Watch the debate live here.
Wolf Blitzer will moderate this evening. The rules will be somewhat loose, with no lights or signals to time the candidates. The first hour will be a series of questions with roughly one minute responses. The second hour, following a brief intermission, will be "more conversational." Whatever that means, it sounds interesting.
The candidates take turns showing how precious little they have to say about the economy. Note that none of them have anything to say about the falling dollar. Only Barack Obama makes the connection between wars in Iraq and Afghanistan and our fiscal health.
No time for typing these last few minutes. I was too busy staring, mouth agape, at the screen, watching Hillary Clinton and Barack Obama take the gloves off. I won't bother recounting all of the details here, for you'll certainly see it on the news a thousand times this week. Certainly not to be missed, though. The most heated moments of the campaign so far. I'll post the video when I get the chance.
Slam junk, John Edwards! After the 15-minute skirmish between Hillary Clinton and Barack Obama, John Edwards chimes in, saying, "Are there three people in this debate, or two? This squabbling, this back and forth, how many children is this going to get health care for?" In the first 30 minutes of this debate, with so much negative energy being thrown around between the two front runners, it's clear that Edwards is the big winner so far.
"It is very difficult having a straight up debate with you because you never take responsibility for anything you do." --Hillary Clinton, followed by a loud chorus of boos from the crowd in South Carolina.
"When you comb my 4,000 votes, choose one, and portray it in the worst possible light, that has to be answered." -- Barack Obama
John Edwards and Barack Obama tangle on Obama's voting record in the Illinois house and his 100 times voting "present" instead of an up or down vote.
At this point in the debate, we've seen twenty minutes of Barack Obama having to defend himself from accusations from both Clinton and Edwards. Interesting that both Clinton and Edwards know that Obama is the heavy favorite in South Carolina. Both of Obama's opponents benefit from putting him on the ropes in this debate.
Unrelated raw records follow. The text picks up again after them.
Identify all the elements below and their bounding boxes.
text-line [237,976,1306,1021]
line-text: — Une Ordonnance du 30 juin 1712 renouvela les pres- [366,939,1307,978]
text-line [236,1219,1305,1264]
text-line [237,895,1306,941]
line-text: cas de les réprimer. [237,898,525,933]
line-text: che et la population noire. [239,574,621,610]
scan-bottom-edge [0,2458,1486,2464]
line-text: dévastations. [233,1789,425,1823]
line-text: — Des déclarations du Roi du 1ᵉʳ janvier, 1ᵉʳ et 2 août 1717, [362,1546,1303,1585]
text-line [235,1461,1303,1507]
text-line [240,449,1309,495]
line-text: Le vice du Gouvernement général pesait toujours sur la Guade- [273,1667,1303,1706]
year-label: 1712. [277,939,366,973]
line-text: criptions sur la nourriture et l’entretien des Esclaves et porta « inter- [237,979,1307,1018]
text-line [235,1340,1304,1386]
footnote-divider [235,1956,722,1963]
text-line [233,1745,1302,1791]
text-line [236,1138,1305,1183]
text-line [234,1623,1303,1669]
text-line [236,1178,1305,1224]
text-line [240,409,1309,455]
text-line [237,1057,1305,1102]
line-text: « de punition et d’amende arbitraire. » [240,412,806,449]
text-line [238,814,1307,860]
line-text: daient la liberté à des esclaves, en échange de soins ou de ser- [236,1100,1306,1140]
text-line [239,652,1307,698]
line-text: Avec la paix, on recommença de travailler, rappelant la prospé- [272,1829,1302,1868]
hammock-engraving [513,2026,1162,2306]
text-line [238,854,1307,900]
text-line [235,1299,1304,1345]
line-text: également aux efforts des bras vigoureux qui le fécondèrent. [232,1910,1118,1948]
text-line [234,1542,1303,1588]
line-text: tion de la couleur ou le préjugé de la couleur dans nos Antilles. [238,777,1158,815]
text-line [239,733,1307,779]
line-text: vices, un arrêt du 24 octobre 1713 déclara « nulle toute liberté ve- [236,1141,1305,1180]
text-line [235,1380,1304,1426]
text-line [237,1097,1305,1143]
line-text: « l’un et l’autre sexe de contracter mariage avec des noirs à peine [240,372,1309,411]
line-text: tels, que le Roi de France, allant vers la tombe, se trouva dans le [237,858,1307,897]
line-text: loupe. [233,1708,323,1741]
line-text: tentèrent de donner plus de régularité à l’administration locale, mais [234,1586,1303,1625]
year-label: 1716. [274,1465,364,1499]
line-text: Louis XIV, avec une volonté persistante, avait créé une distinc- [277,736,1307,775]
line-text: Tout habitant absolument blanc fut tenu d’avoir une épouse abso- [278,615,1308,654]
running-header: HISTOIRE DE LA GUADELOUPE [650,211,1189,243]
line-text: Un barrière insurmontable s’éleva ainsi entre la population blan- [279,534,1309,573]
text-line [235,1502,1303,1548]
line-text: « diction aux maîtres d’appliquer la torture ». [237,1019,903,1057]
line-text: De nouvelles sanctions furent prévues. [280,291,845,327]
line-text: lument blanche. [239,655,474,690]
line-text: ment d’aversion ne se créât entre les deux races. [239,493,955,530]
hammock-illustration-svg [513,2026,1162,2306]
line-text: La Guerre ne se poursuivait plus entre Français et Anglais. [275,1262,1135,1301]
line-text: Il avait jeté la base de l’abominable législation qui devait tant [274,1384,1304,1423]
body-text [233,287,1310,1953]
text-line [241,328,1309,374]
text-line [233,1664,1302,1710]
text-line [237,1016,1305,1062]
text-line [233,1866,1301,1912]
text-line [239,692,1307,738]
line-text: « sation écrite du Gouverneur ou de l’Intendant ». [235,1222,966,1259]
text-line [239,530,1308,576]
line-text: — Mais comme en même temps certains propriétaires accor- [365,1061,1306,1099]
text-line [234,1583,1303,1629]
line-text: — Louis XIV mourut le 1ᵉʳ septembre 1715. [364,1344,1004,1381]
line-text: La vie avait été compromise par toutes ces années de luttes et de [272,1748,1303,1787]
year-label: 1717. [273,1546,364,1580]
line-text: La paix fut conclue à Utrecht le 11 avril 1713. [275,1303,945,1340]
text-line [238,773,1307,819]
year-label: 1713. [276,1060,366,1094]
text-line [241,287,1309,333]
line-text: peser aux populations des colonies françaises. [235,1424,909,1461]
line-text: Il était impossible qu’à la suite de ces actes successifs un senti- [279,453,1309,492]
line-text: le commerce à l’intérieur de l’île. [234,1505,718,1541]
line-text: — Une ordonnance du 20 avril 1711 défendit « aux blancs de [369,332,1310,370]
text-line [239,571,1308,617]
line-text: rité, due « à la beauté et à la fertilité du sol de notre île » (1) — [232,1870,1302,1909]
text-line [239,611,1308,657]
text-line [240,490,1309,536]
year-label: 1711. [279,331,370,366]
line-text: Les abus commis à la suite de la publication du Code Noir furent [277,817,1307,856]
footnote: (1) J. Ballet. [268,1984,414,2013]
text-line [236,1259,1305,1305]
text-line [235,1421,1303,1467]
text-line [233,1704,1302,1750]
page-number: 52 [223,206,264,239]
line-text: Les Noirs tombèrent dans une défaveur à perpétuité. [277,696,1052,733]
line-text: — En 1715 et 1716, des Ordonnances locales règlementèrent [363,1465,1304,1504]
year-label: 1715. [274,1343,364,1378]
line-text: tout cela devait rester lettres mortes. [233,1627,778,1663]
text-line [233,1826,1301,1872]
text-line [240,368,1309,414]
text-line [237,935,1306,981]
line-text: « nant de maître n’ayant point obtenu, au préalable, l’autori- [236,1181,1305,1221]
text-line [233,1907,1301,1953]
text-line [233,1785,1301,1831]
Edwards and Clinton attack Obama on his universal health care plan, stating that his plan leaves 15 million American uninsured. Obama responds by saying that he wants everyone covered, but that he doesn't want to mandate that families purchase coverage that they cannnot afford, and then fine them if they cannot afford coverage.
John Edwards outlays his plan to withdraw all combat troops and combat missions from Iraq in the first year of his presidency, leaving no permanent bases behind. Barack Obama reaffirms his belief that he wants to withdraw trips as quickly as they can be withdrawn safely. He underscores the financial costs of staying in Iraq any longer than absolutely necessary. Clinton says that she will move as quickly as possible. She also outlines her concerns about George W. Bush's plan to push forward a long term agreement with Iraq. She is opposed to Bush's plan for permanent bases and troop levels.
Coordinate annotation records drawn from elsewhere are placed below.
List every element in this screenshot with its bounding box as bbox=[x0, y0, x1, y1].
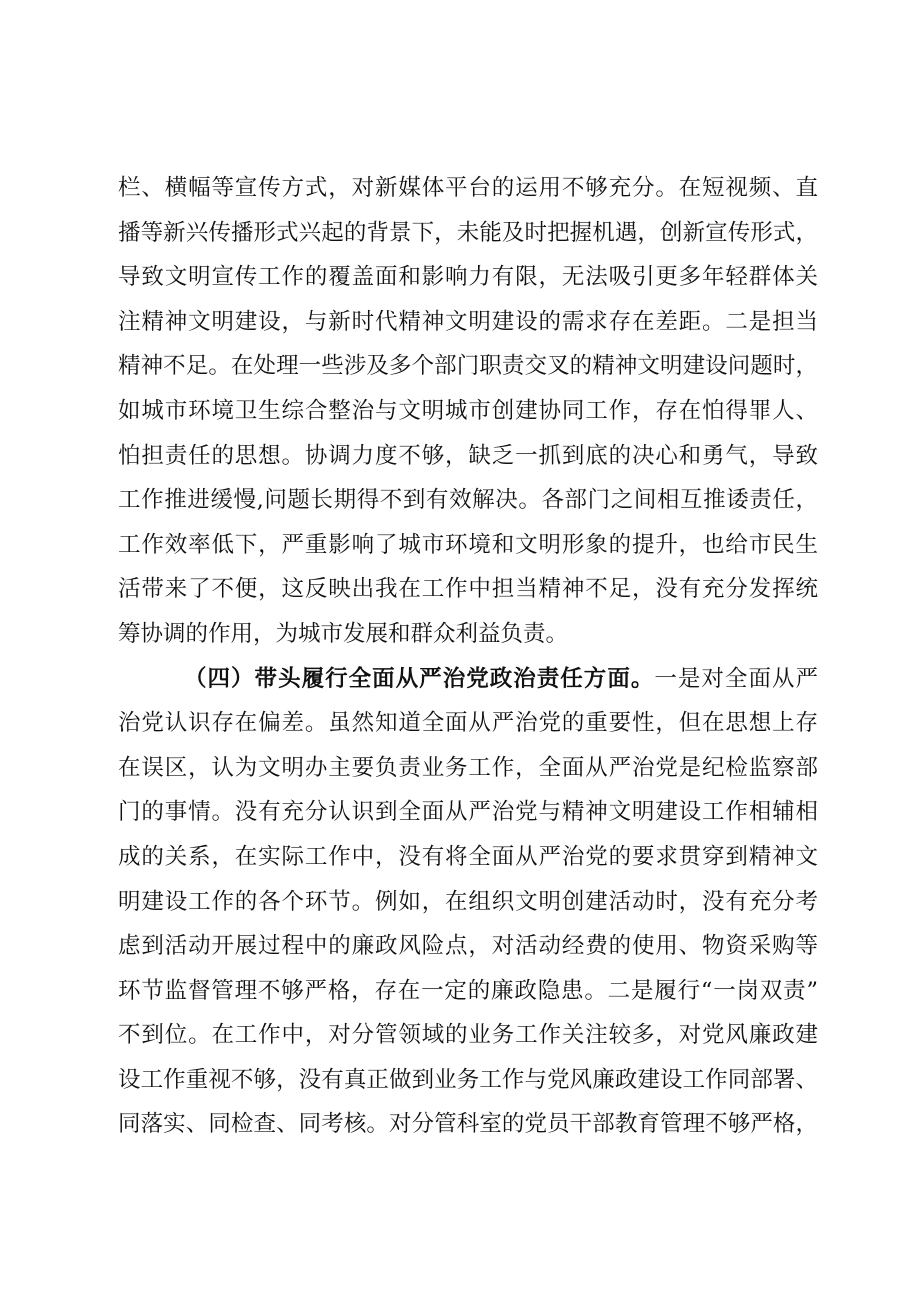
text-line: 门的事情。没有充分认识到全面从严治党与精神文明建设工作相辅相 bbox=[118, 799, 818, 826]
section-heading-continuation: 一是对全面从严 bbox=[654, 665, 818, 692]
text-line: 精神不足。在处理一些涉及多个部门职责交叉的精神文明建设问题时， bbox=[118, 353, 818, 380]
section-heading: （四）带头履行全面从严治党政治责任方面。 bbox=[184, 665, 655, 692]
text-line: 筹协调的作用，为城市发展和群众利益负责。 bbox=[118, 620, 569, 647]
text-line: 怕担责任的思想。协调力度不够，缺乏一抓到底的决心和勇气，导致 bbox=[118, 442, 818, 469]
text-line: 工作推进缓慢,问题长期得不到有效解决。各部门之间相互推诿责任， bbox=[118, 487, 818, 514]
text-line: 注精神文明建设，与新时代精神文明建设的需求存在差距。二是担当 bbox=[118, 308, 818, 335]
text-line: 在误区，认为文明办主要负责业务工作，全面从严治党是纪检监察部 bbox=[118, 754, 818, 781]
text-line: 播等新兴传播形式兴起的背景下，未能及时把握机遇，创新宣传形式， bbox=[118, 219, 818, 246]
text-line: 工作效率低下，严重影响了城市环境和文明形象的提升，也给市民生 bbox=[118, 531, 818, 558]
text-line: 活带来了不便，这反映出我在工作中担当精神不足，没有充分发挥统 bbox=[118, 576, 818, 603]
section-heading-line bbox=[118, 657, 818, 702]
text-line: 环节监督管理不够严格，存在一定的廉政隐患。二是履行“一岗双责” bbox=[118, 977, 818, 1004]
text-line: 治党认识存在偏差。虽然知道全面从严治党的重要性，但在思想上存 bbox=[118, 710, 818, 737]
text-line: 不到位。在工作中，对分管领域的业务工作关注较多，对党风廉政建 bbox=[118, 1022, 818, 1049]
text-line: 设工作重视不够，没有真正做到业务工作与党风廉政建设工作同部署、 bbox=[118, 1066, 818, 1093]
text-line: 如城市环境卫生综合整治与文明城市创建协同工作，存在怕得罪人、 bbox=[118, 397, 818, 424]
text-line: 明建设工作的各个环节。例如，在组织文明创建活动时，没有充分考 bbox=[118, 888, 818, 915]
text-line: 虑到活动开展过程中的廉政风险点，对活动经费的使用、物资采购等 bbox=[118, 933, 818, 960]
text-line: 导致文明宣传工作的覆盖面和影响力有限，无法吸引更多年轻群体关 bbox=[118, 264, 818, 291]
text-line: 栏、横幅等宣传方式，对新媒体平台的运用不够充分。在短视频、直 bbox=[118, 175, 818, 201]
text-line: 同落实、同检查、同考核。对分管科室的党员干部教育管理不够严格， bbox=[118, 1111, 818, 1138]
text-line: 成的关系，在实际工作中，没有将全面从严治党的要求贯穿到精神文 bbox=[118, 843, 818, 870]
body-text bbox=[118, 166, 818, 1147]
At this point, the debate is taking a quick break. When the debate returns, we are promised a new set, where all candidates will be seated together for a conversation and where there will be no rules (as if there were ever any rules.)
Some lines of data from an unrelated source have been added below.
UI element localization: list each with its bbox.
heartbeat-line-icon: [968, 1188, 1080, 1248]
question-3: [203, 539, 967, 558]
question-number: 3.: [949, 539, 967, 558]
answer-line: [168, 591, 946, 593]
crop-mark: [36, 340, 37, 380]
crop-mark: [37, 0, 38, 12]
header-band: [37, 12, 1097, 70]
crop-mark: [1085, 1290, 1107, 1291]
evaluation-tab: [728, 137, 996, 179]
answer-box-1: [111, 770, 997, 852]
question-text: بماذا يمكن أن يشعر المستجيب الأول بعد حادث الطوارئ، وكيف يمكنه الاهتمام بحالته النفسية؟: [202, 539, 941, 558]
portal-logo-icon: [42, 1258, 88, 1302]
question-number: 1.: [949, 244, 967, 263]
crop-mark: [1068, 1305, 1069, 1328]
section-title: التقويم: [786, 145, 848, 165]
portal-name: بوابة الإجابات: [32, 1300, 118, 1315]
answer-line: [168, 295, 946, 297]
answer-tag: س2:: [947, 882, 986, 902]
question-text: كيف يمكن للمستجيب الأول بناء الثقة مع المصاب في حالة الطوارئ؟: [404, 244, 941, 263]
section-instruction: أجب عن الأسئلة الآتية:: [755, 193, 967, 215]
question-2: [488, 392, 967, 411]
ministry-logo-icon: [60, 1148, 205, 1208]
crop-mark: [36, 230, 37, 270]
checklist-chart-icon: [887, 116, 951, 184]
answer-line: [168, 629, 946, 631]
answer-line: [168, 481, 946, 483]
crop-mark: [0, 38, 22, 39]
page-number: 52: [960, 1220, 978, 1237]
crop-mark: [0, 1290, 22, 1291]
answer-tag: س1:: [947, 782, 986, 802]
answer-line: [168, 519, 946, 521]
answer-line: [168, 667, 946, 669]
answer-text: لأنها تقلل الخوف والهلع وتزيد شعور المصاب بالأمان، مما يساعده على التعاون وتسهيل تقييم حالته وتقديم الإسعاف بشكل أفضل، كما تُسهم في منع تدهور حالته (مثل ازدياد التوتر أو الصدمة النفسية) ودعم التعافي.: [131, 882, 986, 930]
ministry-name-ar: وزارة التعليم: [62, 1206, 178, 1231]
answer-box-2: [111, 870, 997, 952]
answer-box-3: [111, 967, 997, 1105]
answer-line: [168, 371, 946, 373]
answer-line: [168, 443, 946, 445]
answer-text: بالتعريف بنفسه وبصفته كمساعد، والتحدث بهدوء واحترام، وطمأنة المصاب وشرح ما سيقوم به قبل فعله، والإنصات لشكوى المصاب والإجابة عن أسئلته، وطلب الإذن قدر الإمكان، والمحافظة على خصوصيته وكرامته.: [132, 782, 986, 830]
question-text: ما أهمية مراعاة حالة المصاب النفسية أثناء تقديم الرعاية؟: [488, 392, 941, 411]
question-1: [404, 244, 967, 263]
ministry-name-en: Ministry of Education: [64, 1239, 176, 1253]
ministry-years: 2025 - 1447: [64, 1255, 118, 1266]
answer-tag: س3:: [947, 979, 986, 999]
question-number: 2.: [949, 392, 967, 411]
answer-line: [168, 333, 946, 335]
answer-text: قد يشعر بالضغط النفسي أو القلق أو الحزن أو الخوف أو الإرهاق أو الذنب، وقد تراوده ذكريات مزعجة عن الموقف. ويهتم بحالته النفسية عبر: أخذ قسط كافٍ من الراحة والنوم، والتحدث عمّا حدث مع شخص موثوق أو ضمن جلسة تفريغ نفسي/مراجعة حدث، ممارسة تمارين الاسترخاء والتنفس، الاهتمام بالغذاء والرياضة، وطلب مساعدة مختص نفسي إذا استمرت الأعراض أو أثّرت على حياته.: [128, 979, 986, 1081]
Now that we are in the sit-down, "conversational," portion of the debate, the tone has mellowed out somewhat. The first topic of conversation is poverty. This is one of those moments in the race where I think to myself, "Hey, all three of these people really want to do good."
Right now the candidates are basically telling stories about how in touch they are with the poverty in this country.
Barack Obama, on whether Bill Clinton was really the first black president: "I would have to investigate his (Bill Clinton's) dancing abilities before I could determine if he is, in fact, a brother."
Hillary Clinton is reflecting on how the diversity of the democratic candidates reflects the legacy of Dr. King.
Barack Obama takes the opportunity to take a look at the "substinative issue" of racial injustice in the country. I think that it's outstanding that he doesn't just use this holiday as a chance to be sappy, but also a chance to point out that Dr. King's dream is has yet to be realized.
Barack Obama: "We as Democrats have not had a working majority in a very long time...one of the reasons that I am running for president is that I can inspire new people to join in the process...the one good thing that Bush and Cheney have done for us is that they have given their party a very bad name. That gives us a unique opportunity in this election."
Edwards: "Who will be strong enough and tough enough to compete against John McCain in every place in America"
Interesting to hear the candidates now take a strategic look at the Democratic party as a whole and how they can achieve a mandate in 2008.
Edwards goes on to say that he is the one candidate who can compete head to head against John McCain anywhere in America.
Obama asserts that he, too, has polls showing that he can take on John McCain. Barack Obama asserts that Democrats have made a mistake in not going more aggressively after the evangelical vote.
Clinton says that her polls show that she can beat John McCain. She asserts that McCain will make it a national security debate, and that she is the one candidate who can take on McCain on national security.
Barack Obama says that the way to win on national security is to move away from "fear-mongering" and toward a diplomacy based foreign policy.
Closing Question: If Dr. King were alive today, why should he endorse you?
Edwards: What we need is a president who is willing to end poverty in America.
Obama: I don't think he would endorse any of us. Dr. King would call on the American people to hold us accountable. Dr. King understood that change does not happen from the top down, but from the bottom up.
Clinton: She sort of dodged the question.